The United States 2017–18 influenza season (October 1, 2017–May 19, 2018) was a high severity season with high levels of outpatient clinic and emergency department visits for influenza-like illness (ILI), high influenza-related hospitalization rates, and elevated and geographically widespread influenza activity across the country for an extended period. Nationally, ILI activity began increasing in November, reaching an extended period of high activity during January–February, and remaining elevated through March. Influenza A(H3N2) viruses predominated through February and were predominant overall for the season; influenza B viruses predominated from March onward. This report summarizes U.S. influenza activity* during October 1, 2017–May 19, 2018.†
CDC receives influenza test results from public health and clinical laboratories located in all 50 states, Puerto Rico, and the District of Columbia through U.S. World Health Organization (WHO) Collaborating Laboratories and the National Respiratory and Enteric Virus Surveillance System (NREVSS).

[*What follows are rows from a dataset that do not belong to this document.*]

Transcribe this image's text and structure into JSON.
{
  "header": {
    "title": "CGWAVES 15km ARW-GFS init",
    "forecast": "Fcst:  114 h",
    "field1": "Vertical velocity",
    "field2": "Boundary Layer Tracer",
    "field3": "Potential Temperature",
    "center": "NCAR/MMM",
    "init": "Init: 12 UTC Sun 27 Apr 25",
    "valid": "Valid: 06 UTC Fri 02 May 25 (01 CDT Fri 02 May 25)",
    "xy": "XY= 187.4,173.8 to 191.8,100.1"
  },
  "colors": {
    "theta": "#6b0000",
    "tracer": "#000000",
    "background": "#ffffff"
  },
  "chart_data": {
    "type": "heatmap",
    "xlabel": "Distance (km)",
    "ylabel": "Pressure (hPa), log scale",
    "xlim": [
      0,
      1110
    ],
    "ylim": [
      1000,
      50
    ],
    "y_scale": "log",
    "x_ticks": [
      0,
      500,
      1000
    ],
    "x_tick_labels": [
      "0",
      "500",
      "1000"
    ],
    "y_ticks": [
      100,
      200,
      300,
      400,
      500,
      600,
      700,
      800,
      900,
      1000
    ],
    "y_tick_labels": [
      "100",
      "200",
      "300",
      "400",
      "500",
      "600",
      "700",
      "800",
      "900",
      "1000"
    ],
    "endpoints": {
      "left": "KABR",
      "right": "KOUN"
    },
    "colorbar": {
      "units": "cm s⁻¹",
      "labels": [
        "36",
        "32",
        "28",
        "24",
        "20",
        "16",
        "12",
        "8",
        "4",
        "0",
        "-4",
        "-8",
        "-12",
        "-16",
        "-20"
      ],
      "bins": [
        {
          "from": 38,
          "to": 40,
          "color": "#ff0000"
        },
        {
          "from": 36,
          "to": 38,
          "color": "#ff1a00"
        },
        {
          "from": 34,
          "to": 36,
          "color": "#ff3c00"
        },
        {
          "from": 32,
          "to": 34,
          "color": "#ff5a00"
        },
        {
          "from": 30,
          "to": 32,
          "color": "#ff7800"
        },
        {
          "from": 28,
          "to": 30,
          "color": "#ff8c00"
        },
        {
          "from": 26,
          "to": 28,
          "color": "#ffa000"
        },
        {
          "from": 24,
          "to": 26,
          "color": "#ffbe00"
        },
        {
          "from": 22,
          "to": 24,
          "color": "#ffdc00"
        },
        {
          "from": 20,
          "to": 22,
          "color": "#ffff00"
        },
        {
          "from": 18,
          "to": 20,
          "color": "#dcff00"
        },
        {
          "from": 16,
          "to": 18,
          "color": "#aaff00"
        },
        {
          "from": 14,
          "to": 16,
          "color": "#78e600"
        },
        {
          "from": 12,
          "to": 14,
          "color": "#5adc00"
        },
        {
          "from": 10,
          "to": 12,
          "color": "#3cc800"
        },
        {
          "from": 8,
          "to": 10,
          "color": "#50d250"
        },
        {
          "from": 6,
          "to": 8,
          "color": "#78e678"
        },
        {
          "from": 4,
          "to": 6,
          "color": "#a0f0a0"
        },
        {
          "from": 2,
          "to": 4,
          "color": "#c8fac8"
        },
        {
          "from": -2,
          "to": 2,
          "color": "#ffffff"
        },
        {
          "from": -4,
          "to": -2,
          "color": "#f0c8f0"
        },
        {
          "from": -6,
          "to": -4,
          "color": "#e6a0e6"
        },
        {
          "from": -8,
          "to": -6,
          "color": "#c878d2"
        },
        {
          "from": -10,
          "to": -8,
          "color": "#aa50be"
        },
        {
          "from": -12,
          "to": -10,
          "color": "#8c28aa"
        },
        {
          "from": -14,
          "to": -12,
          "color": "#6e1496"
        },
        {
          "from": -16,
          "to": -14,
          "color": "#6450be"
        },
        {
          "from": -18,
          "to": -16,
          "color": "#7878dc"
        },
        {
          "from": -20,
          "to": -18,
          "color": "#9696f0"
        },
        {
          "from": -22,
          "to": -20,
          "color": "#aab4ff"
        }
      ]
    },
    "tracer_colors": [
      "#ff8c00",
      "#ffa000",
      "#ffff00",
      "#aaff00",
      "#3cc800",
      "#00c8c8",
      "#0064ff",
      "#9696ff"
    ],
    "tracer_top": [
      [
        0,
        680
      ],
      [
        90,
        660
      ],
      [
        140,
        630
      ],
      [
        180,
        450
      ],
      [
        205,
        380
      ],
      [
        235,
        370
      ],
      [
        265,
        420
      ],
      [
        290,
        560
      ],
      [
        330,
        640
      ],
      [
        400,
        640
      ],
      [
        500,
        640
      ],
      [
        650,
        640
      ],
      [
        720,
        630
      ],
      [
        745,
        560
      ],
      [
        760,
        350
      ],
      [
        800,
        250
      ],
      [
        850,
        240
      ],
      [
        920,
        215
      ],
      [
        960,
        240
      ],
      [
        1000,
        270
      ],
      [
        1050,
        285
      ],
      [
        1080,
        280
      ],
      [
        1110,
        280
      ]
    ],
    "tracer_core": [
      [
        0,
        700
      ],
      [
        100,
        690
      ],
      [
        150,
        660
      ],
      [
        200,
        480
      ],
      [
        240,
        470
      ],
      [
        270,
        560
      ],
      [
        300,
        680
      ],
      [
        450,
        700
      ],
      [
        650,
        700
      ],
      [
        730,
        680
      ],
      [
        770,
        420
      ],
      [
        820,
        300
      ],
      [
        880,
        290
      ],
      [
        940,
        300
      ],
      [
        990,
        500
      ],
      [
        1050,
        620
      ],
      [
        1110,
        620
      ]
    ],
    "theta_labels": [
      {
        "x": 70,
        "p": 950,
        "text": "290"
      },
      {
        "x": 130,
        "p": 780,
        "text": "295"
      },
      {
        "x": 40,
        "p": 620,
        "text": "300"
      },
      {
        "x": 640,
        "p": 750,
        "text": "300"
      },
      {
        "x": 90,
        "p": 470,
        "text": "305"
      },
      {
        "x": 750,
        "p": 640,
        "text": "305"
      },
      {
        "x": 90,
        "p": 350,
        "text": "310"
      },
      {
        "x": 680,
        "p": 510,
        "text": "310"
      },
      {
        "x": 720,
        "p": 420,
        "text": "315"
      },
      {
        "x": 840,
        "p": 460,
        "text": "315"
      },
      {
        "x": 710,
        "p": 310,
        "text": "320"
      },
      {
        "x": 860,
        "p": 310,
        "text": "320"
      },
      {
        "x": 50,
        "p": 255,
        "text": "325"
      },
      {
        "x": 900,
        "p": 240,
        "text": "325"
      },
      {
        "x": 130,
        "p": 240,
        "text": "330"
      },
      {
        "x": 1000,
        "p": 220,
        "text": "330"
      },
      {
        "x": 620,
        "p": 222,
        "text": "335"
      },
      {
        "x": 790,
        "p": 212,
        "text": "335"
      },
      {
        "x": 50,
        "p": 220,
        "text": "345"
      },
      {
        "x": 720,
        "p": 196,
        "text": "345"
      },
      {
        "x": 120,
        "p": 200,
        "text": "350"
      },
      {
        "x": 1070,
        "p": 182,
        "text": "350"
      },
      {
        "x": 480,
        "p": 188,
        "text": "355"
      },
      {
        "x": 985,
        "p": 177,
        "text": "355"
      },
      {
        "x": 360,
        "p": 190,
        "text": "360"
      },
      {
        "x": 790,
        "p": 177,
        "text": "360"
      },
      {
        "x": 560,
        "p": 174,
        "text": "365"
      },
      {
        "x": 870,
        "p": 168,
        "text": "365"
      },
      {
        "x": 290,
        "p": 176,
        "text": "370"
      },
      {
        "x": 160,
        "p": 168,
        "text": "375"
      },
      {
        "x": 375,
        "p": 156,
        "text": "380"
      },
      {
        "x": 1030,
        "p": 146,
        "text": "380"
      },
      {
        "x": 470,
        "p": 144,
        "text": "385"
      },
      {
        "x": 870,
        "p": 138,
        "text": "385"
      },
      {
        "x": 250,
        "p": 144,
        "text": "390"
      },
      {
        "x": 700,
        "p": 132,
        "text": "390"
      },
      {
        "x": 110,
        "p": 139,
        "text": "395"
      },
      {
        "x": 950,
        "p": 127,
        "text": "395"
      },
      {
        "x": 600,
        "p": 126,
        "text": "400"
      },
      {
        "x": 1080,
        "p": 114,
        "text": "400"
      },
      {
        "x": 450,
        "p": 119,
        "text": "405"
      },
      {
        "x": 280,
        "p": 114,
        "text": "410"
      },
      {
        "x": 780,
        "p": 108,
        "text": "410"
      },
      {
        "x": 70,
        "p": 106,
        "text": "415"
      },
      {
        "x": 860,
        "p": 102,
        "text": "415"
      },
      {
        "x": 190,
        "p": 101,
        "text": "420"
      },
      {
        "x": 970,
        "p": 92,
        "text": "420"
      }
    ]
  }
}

During October 1, 2017–May 19, 2018, clinical laboratories tested 1,210,053 specimens for influenza virus; 224,113 (18.5%) tested positive (Supplementary Figure 1, https://stacks.cdc.gov/view/cdc/54973), including 151,413 (67.6%) for influenza A and 72,700 (32.4%) for influenza B. Nationally, the percentage of clinical laboratory–tested specimens positive for influenza virus peaked for 5 consecutive weeks during January 13–February 10 (surveillance weeks 2–6) (range = 26.1%–26.9%). Regionally,§ the week of peak clinical laboratory influenza positivity varied, ranging from the week ending December 30 (week 52) to the week ending February 17 (week 7).
Public health laboratories tested 98,446 specimens during October 1, 2017–May 19, 2018; 53,790 (54.6%) were positive for influenza viruses, including 38,303 (71.2%) positive for influenza A and 15,487 (28.8%) for influenza B (Supplementary Figure 2, https://stacks.cdc.gov/view/cdc/54974). Among the 37,681 seasonal influenza A viruses subtyped, 31,977 (84.9%) were influenza A(H3N2), and 5,704 (15.1%) were influenza A(H1N1)pdm09. Influenza B lineage information was available for 11,950 (77.2%) influenza B viruses; 10,612 (88.8%) were B/Yamagata lineage, and 1,338 (11.2%) were B/Victoria lineage. Whereas influenza A(H3N2) viruses accounted for the majority of circulating viruses, the proportion of influenza A viruses subtyped as A(H1N1)pdm09 ranged regionally from 9.0% in the central United States to approximately 24% in the northwestern and southeastern United States. Influenza B viruses were more commonly reported than were influenza A viruses from early March to late May (weeks 9–20). The proportion of influenza B viruses reported regionally ranged from 23.0% in the Midwest to 40.6% in the northwestern United States.
Among 47,121 (87.6%) patients who tested positive for seasonal influenza virus by public health laboratories and for whom age data were available, 3,802 (8.1%) were aged 0–4 years; 11,550 (24.5%), 5–24 years; 15,597 (33.1%), 25–64 years; and 16,172 (34.3%), ≥65 years. Influenza A(H3N2) viruses predominated among all age groups, ranging from 51.2% of viruses among persons aged 5–24 years to 70.0% among persons aged ≥65 years. The largest proportion of reported influenza B viruses (36.5%) occurred in persons aged 5–24 years.